Egypt's economic crisis: Critics attack massive pensions for top officials
Economists have hit out at pension plans that would give senior officials preferential treatment while the majority of the population struggles to make ends meet.
A bill, approved by a majority of votes in parliament on Tuesday and sent to President Abdel Fattah al-Sisi for ratification, would allocate pensions to the parliamentary speaker, ministers and governors depending on their years of service.
Those who have had 10 years of service, for example, could receive up to 80 percent of their final salary, called “the settlement wage,” according to the new law.
The law is a continuation of old policies that Egypt has witnessed over the past 40 years, giving privileges to those in power
- Ahmed Zekrallah, economist
That compares to a maximum pension of 30 percent for any public and private sector employees who have worked for at least 36 years, according to the Egyptian social insurance law.
Ahmed Zekrallah, an Egyptian economist, said the new law represents "illegitimate enshrining of income inequality".
"The law is a continuation of old policies that Egypt has witnessed over the past 40 years, giving privileges to those in power," he said.
He said that the new pensions will be on top of previous pensions held by officials before they were seconded to their new roles.

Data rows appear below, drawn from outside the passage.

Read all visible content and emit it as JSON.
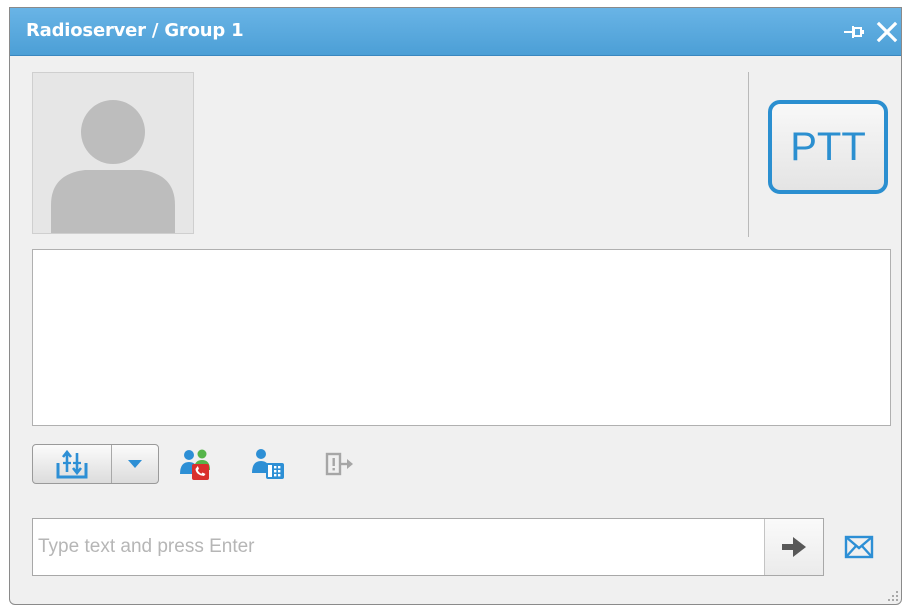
{
  "window": {
    "title": "Radioserver / Group 1",
    "accent_color": "#4c9fd6"
  },
  "titlebar": {
    "icons": [
      "pin-icon",
      "close-icon"
    ]
  },
  "avatar": {
    "icon": "user-silhouette-icon"
  },
  "ptt": {
    "label": "PTT",
    "color": "#2b8fd0"
  },
  "toolbar": {
    "items": [
      "transfer-channel-icon",
      "dropdown-arrow-icon",
      "group-call-icon",
      "user-phone-icon",
      "exit-icon"
    ]
  },
  "message_input": {
    "placeholder": "Type text and press Enter",
    "value": ""
  },
  "send": {
    "icon": "arrow-right-icon"
  },
  "message": {
    "icon": "envelope-icon"
  }
}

Economic analyst Abdelhafez al-Sawy told Middle East Eye that the law represents "one form of social injustice".
"Ministers are public sector employees. There should be one law governing the wages of all employees."
An earlier version of the law, ratified by Sisi in April, increased the salaries of top officials by 100 percent of the maximum monthly wage of around $2,350.
On 17 June, the same law was amended to calculate the pensions for senior officials based on their years of service, awarding them a pension of between 25 and 80 percent.
In June, the Egyptian government raised the wages of approximately five million public sector employees by 10-15 percent and their pensions by 15 percent ahead of fuel price hikes and the corresponding increase in transportation tariffs and electricity prices.
There should be one law governing the wages of all employees
- Abdelhafez al-Sawy, economic analyst
On the same day, parliament also ratified a bill shielding top military officers from prosecution, also giving them vast financial and diplomatic privileges.
But poverty rates in Egypt have soared since a $12bn loan deal signed with the IMF in late 2016, intended to quickly cut Egypt's budget deficit by reducing government spending and boosting revenues.
But economic reforms associated with the deal, such as fuel subsidy cuts and currency devaluation, have resulted in three waves of price hikes hitting the poor and middle classes hard, sparking downward mobility for most Egyptians.
Poverty rates in 2018 reached as high as 60 percent in some Egyptian governorates, according to the World Bank.